The conservation value of sand spits and associated structures
The conservation value of sand spits and structures arises from:
- their historical role as areas of accumulation of sediment, so providing the basis for pioneer plant species to colonize the area,
- their links with intertidal and offshore banks and bars as part of the sediment transport system,
- their association with dunes and ecology,
- their role in narrowing the entrances to estuaries and providing protection for the development of extensive mud flats and saltmarshes in the resulting shelter,
- their place in coastal education and research. Three of the longest-running continuous coastal university research programmes are based on major sandy structures at Spurn Head (University of Hull), Gibraltar Point (University of Nottingham) and Scolt Head Island (University of Cambridge) since the 1920s, and
- the fact that many remain largely undisturbed by artificial structures and development.
Sand spits are also very important:
- in providing sheltering structures at the mouths of navigable estuaries,
- in their role as natural coast protection structures providing low-cost protection to low-lying coastal land.
Despite their dynamism, many of these structures are of considerable age, with documentary and archaeological evidence for their existence and growth reaching back over many centuries. Some of the structures have built up during the historical period and so it is possible to assess the ways in which these features have resulted from environmental changes within their coastal and river settings. Some of the sand structures are important assemblages of many geomorphological forms that demonstrate the different ways in which sandy coasts adjust to differences in sediment availability and changes in climate and oceanic conditions.

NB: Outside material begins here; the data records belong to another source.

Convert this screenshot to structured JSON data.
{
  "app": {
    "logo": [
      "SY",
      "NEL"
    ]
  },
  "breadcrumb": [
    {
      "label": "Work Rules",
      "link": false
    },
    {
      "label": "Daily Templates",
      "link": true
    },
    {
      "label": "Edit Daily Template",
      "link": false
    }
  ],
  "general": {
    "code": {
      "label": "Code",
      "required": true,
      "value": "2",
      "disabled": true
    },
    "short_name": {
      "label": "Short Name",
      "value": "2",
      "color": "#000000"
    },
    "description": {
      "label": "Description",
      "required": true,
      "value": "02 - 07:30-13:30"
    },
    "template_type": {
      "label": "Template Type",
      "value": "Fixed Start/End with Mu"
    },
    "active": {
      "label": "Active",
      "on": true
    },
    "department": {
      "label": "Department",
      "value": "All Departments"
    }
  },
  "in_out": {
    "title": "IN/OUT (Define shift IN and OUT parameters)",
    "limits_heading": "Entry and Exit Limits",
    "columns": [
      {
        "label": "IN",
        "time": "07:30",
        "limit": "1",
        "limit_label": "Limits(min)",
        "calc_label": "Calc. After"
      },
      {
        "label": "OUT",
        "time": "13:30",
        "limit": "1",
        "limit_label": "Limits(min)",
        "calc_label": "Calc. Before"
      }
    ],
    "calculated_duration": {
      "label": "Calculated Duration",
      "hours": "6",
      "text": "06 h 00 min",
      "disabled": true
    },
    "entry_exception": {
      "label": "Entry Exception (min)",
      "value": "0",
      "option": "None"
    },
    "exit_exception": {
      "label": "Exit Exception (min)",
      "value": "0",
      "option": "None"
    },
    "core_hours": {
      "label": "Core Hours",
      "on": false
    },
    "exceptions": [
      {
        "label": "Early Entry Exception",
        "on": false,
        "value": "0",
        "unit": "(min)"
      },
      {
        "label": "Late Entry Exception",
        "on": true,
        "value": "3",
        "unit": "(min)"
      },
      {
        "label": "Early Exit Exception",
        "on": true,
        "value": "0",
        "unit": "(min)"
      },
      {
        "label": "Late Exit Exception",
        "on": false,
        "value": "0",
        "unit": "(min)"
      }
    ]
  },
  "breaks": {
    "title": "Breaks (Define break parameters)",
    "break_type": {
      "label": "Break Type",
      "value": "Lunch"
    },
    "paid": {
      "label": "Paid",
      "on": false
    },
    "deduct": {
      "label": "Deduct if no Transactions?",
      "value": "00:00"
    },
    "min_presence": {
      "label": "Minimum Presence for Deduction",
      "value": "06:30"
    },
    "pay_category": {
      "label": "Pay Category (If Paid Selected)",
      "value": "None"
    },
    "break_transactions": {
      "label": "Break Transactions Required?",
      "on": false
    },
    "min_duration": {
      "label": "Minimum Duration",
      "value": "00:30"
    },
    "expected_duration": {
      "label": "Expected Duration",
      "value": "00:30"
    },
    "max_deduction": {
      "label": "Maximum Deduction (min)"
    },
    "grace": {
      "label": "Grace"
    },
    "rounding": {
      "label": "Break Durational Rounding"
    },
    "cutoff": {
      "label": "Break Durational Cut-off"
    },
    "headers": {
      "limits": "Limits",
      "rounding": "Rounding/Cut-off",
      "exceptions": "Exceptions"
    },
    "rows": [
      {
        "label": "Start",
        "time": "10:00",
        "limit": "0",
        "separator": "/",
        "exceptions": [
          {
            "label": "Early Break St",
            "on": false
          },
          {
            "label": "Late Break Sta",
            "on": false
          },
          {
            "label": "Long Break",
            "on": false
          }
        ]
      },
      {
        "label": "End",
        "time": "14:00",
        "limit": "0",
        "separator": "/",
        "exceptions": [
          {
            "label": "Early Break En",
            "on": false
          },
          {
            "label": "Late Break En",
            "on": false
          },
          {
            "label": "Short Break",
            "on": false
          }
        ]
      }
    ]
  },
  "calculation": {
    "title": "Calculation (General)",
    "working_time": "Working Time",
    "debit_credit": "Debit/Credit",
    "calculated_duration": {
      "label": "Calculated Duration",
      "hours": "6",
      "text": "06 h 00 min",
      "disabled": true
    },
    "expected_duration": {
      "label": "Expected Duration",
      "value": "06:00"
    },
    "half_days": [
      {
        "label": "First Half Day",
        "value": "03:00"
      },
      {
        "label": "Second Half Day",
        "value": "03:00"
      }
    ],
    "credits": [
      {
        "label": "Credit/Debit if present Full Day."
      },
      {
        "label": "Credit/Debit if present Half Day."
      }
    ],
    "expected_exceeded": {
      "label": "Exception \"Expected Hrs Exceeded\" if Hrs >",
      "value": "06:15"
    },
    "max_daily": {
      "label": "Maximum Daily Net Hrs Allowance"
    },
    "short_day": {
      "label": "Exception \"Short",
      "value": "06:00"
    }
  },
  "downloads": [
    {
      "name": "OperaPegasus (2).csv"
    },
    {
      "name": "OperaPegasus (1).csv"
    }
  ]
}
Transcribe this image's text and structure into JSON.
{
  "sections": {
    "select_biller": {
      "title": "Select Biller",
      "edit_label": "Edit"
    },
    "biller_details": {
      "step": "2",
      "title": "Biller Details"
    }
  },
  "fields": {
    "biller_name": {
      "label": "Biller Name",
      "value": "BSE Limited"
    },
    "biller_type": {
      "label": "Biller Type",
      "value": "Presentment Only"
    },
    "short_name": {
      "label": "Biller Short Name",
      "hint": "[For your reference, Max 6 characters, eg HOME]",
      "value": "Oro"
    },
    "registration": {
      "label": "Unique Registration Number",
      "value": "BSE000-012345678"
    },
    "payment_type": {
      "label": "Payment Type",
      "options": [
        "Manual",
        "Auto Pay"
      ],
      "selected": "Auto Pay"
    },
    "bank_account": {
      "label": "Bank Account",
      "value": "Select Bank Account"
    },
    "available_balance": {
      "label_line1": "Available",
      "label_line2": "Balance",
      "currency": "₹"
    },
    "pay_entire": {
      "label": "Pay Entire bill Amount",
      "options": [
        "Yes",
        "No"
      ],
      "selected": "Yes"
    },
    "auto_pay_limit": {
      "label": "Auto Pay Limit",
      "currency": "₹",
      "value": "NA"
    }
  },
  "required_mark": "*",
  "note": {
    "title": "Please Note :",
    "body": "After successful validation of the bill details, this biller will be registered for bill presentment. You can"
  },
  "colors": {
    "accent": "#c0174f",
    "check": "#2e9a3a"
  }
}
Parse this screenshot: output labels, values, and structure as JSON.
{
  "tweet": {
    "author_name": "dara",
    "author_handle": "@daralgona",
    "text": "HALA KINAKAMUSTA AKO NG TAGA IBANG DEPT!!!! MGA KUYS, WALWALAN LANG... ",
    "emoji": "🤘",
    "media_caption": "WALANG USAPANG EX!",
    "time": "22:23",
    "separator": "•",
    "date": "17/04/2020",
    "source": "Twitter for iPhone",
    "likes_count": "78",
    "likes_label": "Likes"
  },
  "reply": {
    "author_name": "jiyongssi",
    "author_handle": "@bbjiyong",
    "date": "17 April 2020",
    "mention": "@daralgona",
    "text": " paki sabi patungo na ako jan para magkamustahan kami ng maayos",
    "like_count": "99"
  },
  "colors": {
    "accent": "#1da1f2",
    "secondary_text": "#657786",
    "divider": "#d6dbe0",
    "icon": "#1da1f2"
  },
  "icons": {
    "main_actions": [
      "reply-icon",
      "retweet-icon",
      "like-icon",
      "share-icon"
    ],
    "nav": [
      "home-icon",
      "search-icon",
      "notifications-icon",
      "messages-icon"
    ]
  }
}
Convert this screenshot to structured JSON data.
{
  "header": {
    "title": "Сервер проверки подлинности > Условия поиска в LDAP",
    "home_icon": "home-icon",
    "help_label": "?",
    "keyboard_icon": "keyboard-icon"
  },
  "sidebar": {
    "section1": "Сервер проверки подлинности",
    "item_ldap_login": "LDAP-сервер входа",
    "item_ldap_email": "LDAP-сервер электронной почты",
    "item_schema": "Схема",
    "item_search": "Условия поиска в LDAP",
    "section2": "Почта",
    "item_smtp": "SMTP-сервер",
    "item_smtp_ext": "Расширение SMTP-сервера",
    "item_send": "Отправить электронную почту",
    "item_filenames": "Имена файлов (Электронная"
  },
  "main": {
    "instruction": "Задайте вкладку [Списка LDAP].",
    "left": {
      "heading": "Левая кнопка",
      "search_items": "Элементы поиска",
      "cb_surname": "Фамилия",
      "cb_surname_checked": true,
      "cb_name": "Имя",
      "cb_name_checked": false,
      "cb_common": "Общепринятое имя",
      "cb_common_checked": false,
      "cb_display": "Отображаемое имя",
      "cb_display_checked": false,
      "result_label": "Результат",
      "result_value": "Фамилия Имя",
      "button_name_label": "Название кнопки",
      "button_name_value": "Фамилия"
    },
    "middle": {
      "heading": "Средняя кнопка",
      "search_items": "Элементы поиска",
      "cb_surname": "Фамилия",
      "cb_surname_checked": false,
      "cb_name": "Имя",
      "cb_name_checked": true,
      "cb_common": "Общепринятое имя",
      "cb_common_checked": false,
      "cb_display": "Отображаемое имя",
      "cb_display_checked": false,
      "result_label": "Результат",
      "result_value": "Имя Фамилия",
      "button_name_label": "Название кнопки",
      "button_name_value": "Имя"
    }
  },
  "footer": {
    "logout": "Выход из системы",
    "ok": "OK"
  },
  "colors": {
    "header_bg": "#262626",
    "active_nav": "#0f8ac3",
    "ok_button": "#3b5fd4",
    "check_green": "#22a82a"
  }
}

Their conservation value derives from their present-day features and in demonstrating the ways in which the coastal environment adjusts to change can be observed and their persistence understood.
In this chapter the site reports are ordered so that the more simple forms precede the more-complex ones: Pwll-ddu, Ynyslas and Spurn Head are simple spits with spatulate form, lacking recurves; Dawlish Warren, Gibraltar Point and Walney Island are double/subparallel spits with some recurves; Winterton Ness has a cuspate form; Morfa Harlech is a large cuspate form with extensive recurves, Morfa Dyffryn a simpler cuspate-like spit, more accurately described as a tombolo; St Ninan's Isle displays classic tombolo forms, and the Isles of Scilly tied islands; and Central Sanday has an assemblage of features.